Comme cela se passe au-delà de notre rideau de fer informationnel, donc hors de portée de nos citoyens hexagonaux, jouissant de la liberté libérale libre d'expression et de pensée comme il faut, donc soigneusement confinée dans la sphère idéologique libérale de "l'Hémisphère Occidental" ...
nous l'avons traduit et relayé dans notre lucarne réfractaire.
L'URSS existerait toujours aujourd'hui,
sans les réformes désastreuses de Gorbatchev
© Spoutnik / Sergey Kuznecov
Le 30 décembre 2022, le monde a célébré le 100e anniversaire de la création de l'Union soviétique. Pour certains, le premier État socialiste devint le fléau de leur existence, tandis que pour d'autres, c'était une lueur d'espoir pour un avenir meilleur, une image de l'humanité unie dans la paix et l'égalité.

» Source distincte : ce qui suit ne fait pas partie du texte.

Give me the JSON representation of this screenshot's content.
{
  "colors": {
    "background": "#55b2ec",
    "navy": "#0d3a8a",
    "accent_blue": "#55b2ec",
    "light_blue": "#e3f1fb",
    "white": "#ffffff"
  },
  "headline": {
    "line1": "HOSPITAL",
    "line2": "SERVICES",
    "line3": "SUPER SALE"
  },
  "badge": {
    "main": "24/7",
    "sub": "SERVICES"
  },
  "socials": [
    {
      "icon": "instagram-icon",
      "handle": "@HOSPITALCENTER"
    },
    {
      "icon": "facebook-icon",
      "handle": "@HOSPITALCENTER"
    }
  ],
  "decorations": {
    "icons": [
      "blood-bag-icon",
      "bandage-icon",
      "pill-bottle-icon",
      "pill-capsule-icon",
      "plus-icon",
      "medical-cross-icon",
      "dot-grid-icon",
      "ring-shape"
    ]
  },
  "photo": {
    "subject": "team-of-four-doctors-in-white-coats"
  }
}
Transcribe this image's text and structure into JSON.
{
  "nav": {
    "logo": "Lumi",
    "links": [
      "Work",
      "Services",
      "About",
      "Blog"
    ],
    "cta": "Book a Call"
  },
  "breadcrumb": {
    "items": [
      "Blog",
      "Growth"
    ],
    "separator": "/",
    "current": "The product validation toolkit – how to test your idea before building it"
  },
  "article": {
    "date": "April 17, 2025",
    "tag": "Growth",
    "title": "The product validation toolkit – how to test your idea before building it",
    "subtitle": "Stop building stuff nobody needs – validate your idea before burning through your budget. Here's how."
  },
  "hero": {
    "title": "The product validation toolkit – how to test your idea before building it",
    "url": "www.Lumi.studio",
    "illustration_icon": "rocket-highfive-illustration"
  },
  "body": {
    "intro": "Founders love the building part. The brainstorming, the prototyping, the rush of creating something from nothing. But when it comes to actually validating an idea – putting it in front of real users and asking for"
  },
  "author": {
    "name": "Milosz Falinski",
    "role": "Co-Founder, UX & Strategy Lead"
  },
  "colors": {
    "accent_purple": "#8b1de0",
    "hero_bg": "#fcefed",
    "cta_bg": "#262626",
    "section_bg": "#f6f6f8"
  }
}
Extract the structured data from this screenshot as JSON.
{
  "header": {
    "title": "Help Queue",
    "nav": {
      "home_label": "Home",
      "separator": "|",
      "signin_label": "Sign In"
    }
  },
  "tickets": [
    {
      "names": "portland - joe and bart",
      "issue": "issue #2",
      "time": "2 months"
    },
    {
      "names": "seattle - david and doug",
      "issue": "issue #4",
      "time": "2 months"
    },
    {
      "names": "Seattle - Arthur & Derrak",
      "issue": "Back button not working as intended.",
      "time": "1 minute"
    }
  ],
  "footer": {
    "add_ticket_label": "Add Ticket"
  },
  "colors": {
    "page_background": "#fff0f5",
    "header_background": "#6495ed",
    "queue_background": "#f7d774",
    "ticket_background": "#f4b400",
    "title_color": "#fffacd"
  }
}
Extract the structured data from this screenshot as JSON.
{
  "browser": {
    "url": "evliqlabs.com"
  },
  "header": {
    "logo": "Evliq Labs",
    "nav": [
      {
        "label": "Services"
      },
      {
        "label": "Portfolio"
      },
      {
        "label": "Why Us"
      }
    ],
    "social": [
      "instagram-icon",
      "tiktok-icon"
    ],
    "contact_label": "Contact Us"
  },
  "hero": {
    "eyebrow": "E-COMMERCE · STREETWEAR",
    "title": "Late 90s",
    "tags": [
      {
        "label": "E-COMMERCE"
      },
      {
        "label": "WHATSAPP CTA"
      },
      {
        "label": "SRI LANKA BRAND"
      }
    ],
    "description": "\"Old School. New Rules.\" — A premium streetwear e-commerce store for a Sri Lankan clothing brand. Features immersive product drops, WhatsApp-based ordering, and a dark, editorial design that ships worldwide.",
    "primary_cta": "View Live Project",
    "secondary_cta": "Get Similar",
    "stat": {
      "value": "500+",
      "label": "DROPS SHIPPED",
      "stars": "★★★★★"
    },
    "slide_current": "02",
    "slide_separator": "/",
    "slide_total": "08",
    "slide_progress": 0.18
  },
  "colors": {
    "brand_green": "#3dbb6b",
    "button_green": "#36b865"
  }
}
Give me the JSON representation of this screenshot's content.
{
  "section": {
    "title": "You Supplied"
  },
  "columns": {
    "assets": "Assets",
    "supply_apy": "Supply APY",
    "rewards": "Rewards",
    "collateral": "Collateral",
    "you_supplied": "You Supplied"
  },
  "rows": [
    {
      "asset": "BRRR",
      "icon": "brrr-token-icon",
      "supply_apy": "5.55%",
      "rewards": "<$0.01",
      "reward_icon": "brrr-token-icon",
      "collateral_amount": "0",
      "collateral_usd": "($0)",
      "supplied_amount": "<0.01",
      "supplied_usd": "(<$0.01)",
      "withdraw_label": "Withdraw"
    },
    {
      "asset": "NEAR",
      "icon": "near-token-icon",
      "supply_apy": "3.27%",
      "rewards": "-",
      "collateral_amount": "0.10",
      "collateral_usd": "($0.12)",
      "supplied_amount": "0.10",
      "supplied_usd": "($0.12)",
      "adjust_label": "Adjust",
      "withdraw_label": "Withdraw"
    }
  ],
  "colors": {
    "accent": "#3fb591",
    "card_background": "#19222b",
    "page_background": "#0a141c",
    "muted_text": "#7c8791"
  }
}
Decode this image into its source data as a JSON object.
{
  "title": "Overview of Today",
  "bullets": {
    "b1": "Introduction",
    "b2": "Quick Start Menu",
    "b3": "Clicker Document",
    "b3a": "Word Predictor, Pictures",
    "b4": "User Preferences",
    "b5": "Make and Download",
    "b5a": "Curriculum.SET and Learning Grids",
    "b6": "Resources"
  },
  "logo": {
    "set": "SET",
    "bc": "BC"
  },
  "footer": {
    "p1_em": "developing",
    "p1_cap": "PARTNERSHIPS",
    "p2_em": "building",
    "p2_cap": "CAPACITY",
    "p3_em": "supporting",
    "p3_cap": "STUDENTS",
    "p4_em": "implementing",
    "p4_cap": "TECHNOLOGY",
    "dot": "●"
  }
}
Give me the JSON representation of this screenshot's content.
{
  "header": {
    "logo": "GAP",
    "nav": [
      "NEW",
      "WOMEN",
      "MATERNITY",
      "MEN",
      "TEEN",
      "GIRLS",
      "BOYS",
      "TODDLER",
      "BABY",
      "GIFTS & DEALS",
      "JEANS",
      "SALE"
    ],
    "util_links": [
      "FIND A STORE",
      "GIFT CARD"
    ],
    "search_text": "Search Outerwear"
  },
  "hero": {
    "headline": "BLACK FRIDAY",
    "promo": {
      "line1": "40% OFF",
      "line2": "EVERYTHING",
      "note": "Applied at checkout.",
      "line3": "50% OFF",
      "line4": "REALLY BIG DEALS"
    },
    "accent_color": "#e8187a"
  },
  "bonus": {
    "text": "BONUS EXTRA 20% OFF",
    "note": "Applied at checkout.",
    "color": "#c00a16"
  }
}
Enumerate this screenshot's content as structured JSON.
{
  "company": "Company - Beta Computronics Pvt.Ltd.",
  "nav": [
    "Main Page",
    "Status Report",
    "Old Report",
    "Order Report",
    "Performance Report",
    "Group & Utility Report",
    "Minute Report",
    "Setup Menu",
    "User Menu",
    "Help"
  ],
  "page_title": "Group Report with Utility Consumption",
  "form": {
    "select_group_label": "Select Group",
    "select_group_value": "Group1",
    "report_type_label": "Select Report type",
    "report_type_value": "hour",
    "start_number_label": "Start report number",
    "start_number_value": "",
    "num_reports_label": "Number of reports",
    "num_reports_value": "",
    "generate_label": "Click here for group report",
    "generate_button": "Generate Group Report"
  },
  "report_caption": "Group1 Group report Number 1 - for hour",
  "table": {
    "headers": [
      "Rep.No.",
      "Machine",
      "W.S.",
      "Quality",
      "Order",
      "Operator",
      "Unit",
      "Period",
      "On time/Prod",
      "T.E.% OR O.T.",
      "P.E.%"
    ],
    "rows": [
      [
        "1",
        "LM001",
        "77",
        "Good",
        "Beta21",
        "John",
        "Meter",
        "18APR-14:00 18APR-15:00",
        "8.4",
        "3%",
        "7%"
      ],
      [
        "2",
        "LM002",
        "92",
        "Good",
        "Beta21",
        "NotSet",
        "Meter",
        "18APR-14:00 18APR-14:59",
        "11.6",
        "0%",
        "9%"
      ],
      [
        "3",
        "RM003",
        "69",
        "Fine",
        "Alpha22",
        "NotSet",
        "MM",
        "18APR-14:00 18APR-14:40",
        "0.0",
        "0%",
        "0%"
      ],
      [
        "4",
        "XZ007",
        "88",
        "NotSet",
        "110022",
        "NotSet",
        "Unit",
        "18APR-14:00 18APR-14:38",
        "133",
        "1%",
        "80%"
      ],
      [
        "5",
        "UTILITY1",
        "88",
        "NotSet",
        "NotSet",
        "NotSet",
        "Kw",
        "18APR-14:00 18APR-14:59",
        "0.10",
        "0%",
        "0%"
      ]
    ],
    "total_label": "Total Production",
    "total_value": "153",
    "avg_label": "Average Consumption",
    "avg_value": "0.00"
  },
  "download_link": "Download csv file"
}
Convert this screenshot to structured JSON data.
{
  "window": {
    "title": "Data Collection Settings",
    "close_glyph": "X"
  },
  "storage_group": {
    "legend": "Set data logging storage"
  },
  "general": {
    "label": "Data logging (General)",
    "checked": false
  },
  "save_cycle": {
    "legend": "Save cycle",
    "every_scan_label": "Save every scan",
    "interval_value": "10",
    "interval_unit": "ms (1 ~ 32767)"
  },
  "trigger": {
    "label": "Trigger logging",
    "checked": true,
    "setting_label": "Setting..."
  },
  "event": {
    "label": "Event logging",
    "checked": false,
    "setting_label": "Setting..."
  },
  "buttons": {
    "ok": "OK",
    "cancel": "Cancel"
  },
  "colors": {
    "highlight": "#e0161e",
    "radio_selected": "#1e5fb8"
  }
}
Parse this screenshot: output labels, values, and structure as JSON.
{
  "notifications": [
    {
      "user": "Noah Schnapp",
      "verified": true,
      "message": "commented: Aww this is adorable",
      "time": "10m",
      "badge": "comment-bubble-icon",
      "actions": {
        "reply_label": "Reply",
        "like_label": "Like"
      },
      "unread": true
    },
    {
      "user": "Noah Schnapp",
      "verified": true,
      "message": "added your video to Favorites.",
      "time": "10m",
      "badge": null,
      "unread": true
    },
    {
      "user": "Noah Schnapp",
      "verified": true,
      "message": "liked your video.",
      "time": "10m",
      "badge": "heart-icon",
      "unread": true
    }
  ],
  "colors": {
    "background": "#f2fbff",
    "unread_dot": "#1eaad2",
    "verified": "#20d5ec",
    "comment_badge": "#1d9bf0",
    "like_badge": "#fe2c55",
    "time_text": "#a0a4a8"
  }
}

Spoutnik a discuté des grandeurs et servitudes de l'URSS avec Geoffrey Roberts, professeur d'histoire à l'University College Cork, Irlande, un éminent spécialiste de l'histoire diplomatique et militaire soviétique. Le chercheur a développé les grands principes de l'État soviétique et son impact profond sur l'histoire mondiale.
Spoutnik: L'URSS était censée être "une association volontaire de peuples égaux en droits", qui garantirait la "coexistence pacifique et la coopération fraternelle des peuples" tout en servant de "un rempart fidèle contre le capitalisme mondial." Comment la formation de l'URSS a-t-elle changé la politique et la diplomatie mondiales au cours des 70 prochaines années?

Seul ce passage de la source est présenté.